California girls don't understand seasons. Even if we've long said inane things like, Oh, Autumn is my favorite time of year! Even if we've once or twice strapped a snowboard to our feet and slid down a mountain on the backside of our rented coveralls. Even if we know all the words to the current summer pop hit. California is a special place, a magical place, a place where temperatures just don't vary much. Especially in the south, but even in my own beloved East Bay. I spent the first 28 years of my life spoiled rotten by mild winters, early springs, hot, clear summers, and autumns that didn't require me to put a jacket on over my Halloween costumes.
So you can imagine what an adjustment it's been to move to Norway. Land of four seasons. Winter. Rainy spring. Raaaaaainy summer. And a dark, chilly autumn. I'm kidding. It's not that bad. And actually, I've enjoyed the seasons so far. Seasons are pretty. Who knew?
This is best demonstrated by looking at the changing seasons in Oslo's Frognerparken.
One of Oslo's most recognized landmarks, Frognerparken (which includes Vigeland Sculpture Park) covers 80 acres of grassy space, with more than 200 bronze and granite sculptures on display, all of them by Gustav Vigeland. The Norwegian sculptor donated these statues to the city and park in return for receiving a free studio space in Oslo.
Upon entering the broad iron main gate at the southeast end of the park, visitors can walk straight down the main path across a 100 meter bridge lined with the statues, all nudes. They are gray and polished to a shine at every curve. The figures dance, embrace, wrestle, make love, and die, all along the bridge, all around a grand fountain, all leading to the main attraction: The Monolith Plateau.

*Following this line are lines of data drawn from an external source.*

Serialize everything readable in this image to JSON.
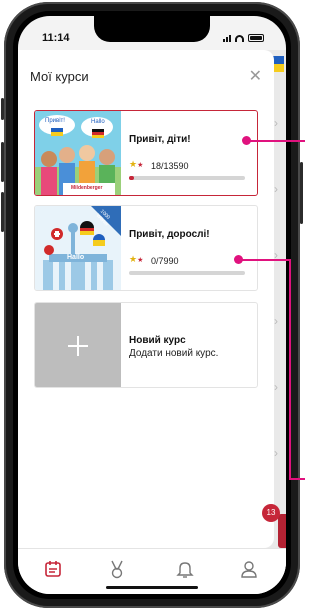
{
  "status_bar": {
    "time": "11:14"
  },
  "sheet": {
    "title": "Мої курси",
    "close_icon": "close-icon"
  },
  "courses": [
    {
      "title": "Привіт, діти!",
      "progress_text": "18/13590",
      "progress": 0.0013,
      "image_text": {
        "bubble_left": "Привіт!",
        "bubble_right": "Hallo",
        "brand": "Mildenberger"
      }
    },
    {
      "title": "Привіт, дорослі!",
      "progress_text": "0/7990",
      "progress": 0,
      "image_text": {
        "ribbon": "1000 Wörter",
        "sign": "Hallo"
      }
    }
  ],
  "new_course": {
    "title": "Новий курс",
    "subtitle": "Додати новий курс."
  },
  "background_badge": "13",
  "tabs": [
    {
      "name": "tab-courses",
      "icon": "calendar-icon",
      "active": true
    },
    {
      "name": "tab-achievements",
      "icon": "medal-icon",
      "active": false
    },
    {
      "name": "tab-notifications",
      "icon": "bell-icon",
      "active": false
    },
    {
      "name": "tab-profile",
      "icon": "user-icon",
      "active": false
    }
  ],
  "colors": {
    "accent": "#c62639",
    "callout": "#e0127e",
    "star_gold": "#e2b210"
  }
}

The monolith rises more than 14 meters into the air, appearing as a totem that includes 121 human figures entwined and clambering toward heaven.
A great place to run, bike, walk your dog, Frognerparken is popular with tourists and locals alike. People watching there in the summertime is great fun, especially on those long, warm summer evenings (we've had at least three of those this year), when everyone in Oslo spreads blankets out on the flat grassy spaces around the monolith, watching the sun in its shallow setting pattern, turning the sky every shade of pink.